The labyrinth is a sacred design that can be walked with prayerful awareness to quiet the mind and increase spiritual clarity. Ancient in origin, the best preserved example is found in the flag stone pavement of the nave of Chartres Cathedral in France. This circular, cruciform pattern spirals in a meandering path throughout its four quadrants until reaching its innermost core, a holy vortex in which the pilgrim may rest to commune with the Divine.
In medieval times, Christians would devoutly walk the labyrinth as a substitute for making the arduous pilgrimage to the Holy Land. The labyrinth walk represents the soulís return to it Source and then re-enacts its descent to the manifest plane. The inward journey clams and purifies the mind for spiritual stillness, and the outward fortifies and integrates the personality for effective service in the world.
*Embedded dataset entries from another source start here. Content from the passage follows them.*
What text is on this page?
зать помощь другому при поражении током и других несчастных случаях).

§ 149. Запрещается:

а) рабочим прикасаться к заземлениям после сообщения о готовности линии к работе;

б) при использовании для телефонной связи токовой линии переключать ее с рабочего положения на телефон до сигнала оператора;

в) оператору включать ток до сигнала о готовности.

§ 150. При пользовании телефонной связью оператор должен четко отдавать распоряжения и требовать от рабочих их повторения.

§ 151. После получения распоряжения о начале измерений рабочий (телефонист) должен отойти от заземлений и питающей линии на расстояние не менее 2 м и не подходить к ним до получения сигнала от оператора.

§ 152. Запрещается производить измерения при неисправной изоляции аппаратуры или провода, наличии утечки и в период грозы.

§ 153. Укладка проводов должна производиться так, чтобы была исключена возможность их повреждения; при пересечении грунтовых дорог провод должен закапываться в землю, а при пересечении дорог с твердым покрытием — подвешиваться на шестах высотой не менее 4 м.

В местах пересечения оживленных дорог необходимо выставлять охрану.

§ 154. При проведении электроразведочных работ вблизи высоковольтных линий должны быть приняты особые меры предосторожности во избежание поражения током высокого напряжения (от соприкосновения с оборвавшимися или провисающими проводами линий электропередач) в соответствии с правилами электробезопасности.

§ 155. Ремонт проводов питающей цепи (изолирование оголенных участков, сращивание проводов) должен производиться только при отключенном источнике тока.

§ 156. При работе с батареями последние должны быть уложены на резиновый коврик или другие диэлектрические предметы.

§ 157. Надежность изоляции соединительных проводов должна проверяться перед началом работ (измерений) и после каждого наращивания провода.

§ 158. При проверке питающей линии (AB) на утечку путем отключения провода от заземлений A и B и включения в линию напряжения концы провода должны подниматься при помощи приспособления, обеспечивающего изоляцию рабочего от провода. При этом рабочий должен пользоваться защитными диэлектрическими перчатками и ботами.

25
Many find that walking the labyrinth is a metaphor for their life experience. While walking, they become more aware of their personal life pattern, as inner themes and feelings emerge in the quality of their walk. Others report that waking the labyrinth feels soothing, as if moving through the design yields a healing vibrational rhythm.
The proportions and ratios of the labyrinth pattern are based in sacred geometry, which reflects the essential designs of nature. It is impossible to become lost in walking a labyrinth. Unlike a maze, which has tricky dead-ends, a labyrinth is a single turning path that always leads to its center. It provides a comforting sacred space for reflection and repose.
Many canvas replicas of the Chartres labyrinth are being made throughout the country. These are unfurled in local communities to provide direct experience of this spiritual too.
Walking The Labyrinth
Remove your shoes and center yourself prayerfully for your walk. Stand at the entrance to the labyrinth, looking at the center. Focus on your breathing, and determine which nostril has more air flowing through it. That is your current dominant nostril and dominant side.
Bow and pray to the Divine as you prepare to begin your contemplative walk. Stand straight and bring the chin back, bowing the head down a bit. Engage the contemplative walking posture: let the arm on the dominant side hang down by our side. Place the fore-arm of the non-dominant side on your lower back and with that hand, grasp the upper arm of the dominant side above the elbow. If that is uncomfortable, grasp the wrist instead.
Gaze at the center of the labyrinth. When you feel focused and drawn inward (and when the person in from of you reaches the third turn in the Labyrinth, which will be directly in from of you) take your first step into the Labyrinth, using the foot of the dominant side. To walk, place the heel firmly down, and roll your foot to the toes. Continue with the heel-toe roll as you walk slowly and with awareness on the labyrinth path, gazing on the ground about two feet in front of you.
Breathe diaphragmatically, using a gentle, slow, deep, regular, pattern. Repeat your sacred prayer word mentally in rhythm with your walking and breathing. Be aware of your inner experience.
Upon reaching the center of the labyrinth, release your arm grasp. You may spend some time sitting or standing in each petal and in the middle of the inner blossom. To leave, gaze for a moment at the exit of the blossom, grasp the non-dominant arm, and take your first step of the return walk using the non-dominant foot.
When you exit the labyrinth, turn and look at the center, give a prayerful bow, and offer thanks. Sit quietly for a while after walking, being aware of the effect of the experience.